Trade Only Dealer Outlook Blog

Boaters starting to talk up gas prices again

It was to be expected. The prime boating season is upon us and boaters are talking about the cost of gasoline – if for no other reason than because high gas prices are reported in the nightly news. No surprise . . . that leaves the public very unhappy.

As an aside, I find a bit of humor in this watching all the politicians scrambling to blame somebody else, anybody else, from the oil companies to speculators to some other party or politicians.

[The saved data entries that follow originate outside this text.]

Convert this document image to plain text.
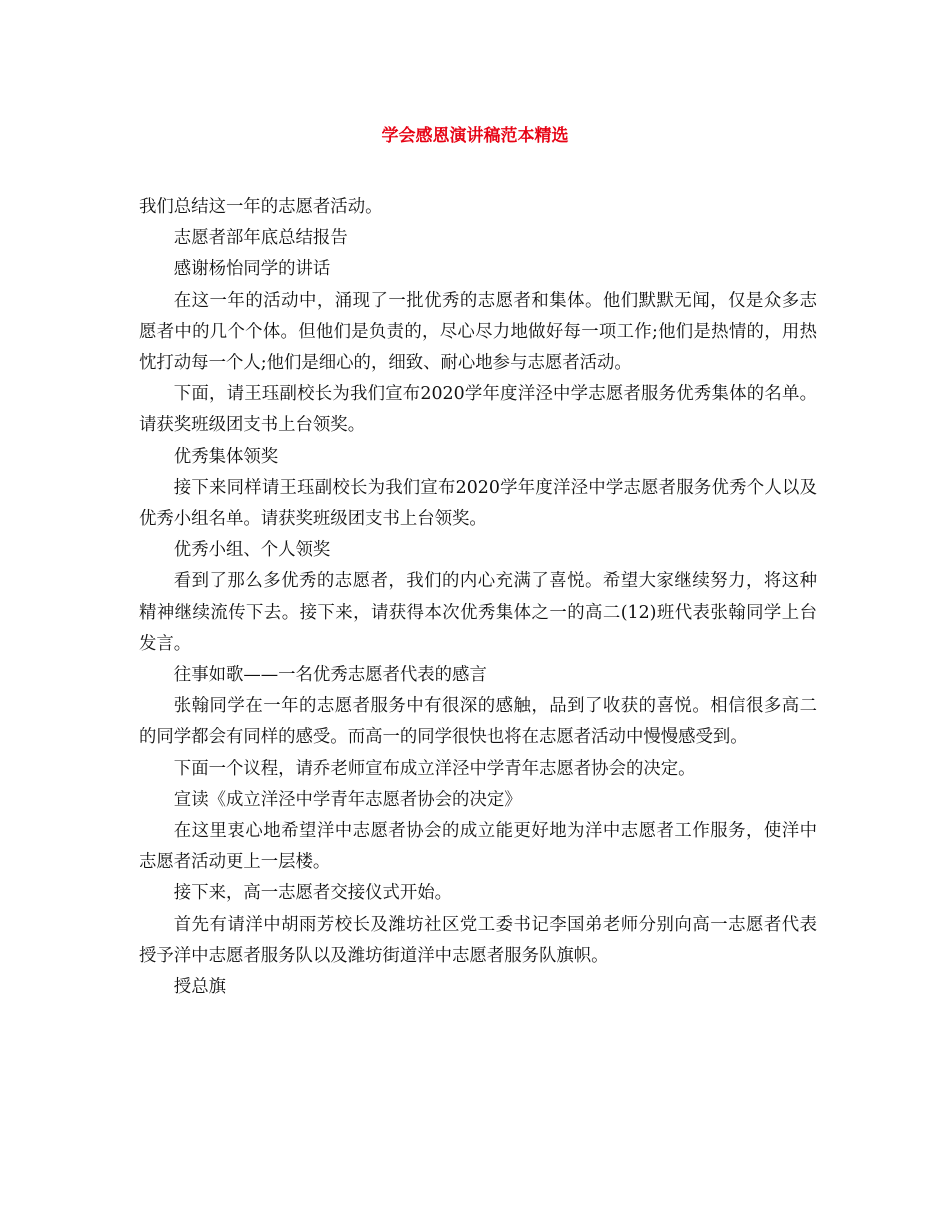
学会感恩演讲稿范本精选

我们总结这一年的志愿者活动。

志愿者部年底总结报告

感谢杨怡同学的讲话

在这一年的活动中，涌现了一批优秀的志愿者和集体。他们默默无闻，仅是众多志愿者中的几个个体。但他们是负责的，尽心尽力地做好每一项工作;他们是热情的，用热忱打动每一个人;他们是细心的，细致、耐心地参与志愿者活动。

下面，请王珏副校长为我们宣布2020学年度洋泾中学志愿者服务优秀集体的名单。请获奖班级团支书上台领奖。

优秀集体领奖

接下来同样请王珏副校长为我们宣布2020学年度洋泾中学志愿者服务优秀个人以及优秀小组名单。请获奖班级团支书上台领奖。

优秀小组、个人领奖

看到了那么多优秀的志愿者，我们的内心充满了喜悦。希望大家继续努力，将这种精神继续流传下去。接下来，请获得本次优秀集体之一的高二(12)班代表张翰同学上台发言。

往事如歌——一名优秀志愿者代表的感言

张翰同学在一年的志愿者服务中有很深的感触，品到了收获的喜悦。相信很多高二的同学都会有同样的感受。而高一的同学很快也将在志愿者活动中慢慢感受到。

下面一个议程，请乔老师宣布成立洋泾中学青年志愿者协会的决定。

宣读《成立洋泾中学青年志愿者协会的决定》

在这里衷心地希望洋中志愿者协会的成立能更好地为洋中志愿者工作服务，使洋中志愿者活动更上一层楼。

接下来，高一志愿者交接仪式开始。

首先有请洋中胡雨芳校长及潍坊社区党工委书记李国弟老师分别向高一志愿者代表授予洋中志愿者服务队以及潍坊街道洋中志愿者服务队旗帜。

授总旗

That said, with the national average at gas stations for regular at $3.83/gallon, and California leading all states at $4.35 (Hawaii $4.48 notwithstanding), we’re pushing toward the record high of $4.11 seen back in July, 2008. Of course, gas at marina fuel docks here in Florida is higher, currently averaging $4.72/gallon, but is predominantly ethanol-free, 90 octane with some including ValvTech. It’s no surprise, then, boaters are starting to talk about high gas prices and boating. So, it seems a good time to pause and recall some important facts and talking points we should keep in mind to allay customer concerns about boating and gas prices:

1. As we learned in the past, boaters and anglers remain boaters and anglers regardless of what happens at the pump. Boaters are reluctant to give up their time to relax, fish and enjoy their chosen recreation on the water. In fact, prior studies have shown the primary motivators for boating include fishing, relationship building, reducing stress and being outdoors. Previous high gas prices didn’t change those drivers.

2. In fact, while $3.83/gallon is being proclaimed very high by newscasters, it’s actually only 29 cents higher than a year ago. For the average boater, at least, this relatively small increase should not be expected to materially limit their time on the water.

3. In actuality, higher gas prices present only a marginal increase in the operating cost of an average boat. Most boats in use today are under 21 feet and simply don’t use very high amounts of gas. If a boating outing last year at this time used, say, 25 gallons of gas, that same outing today would cost just $7.25 more. It defies logic to think a boater would give it up for such a nominal increase.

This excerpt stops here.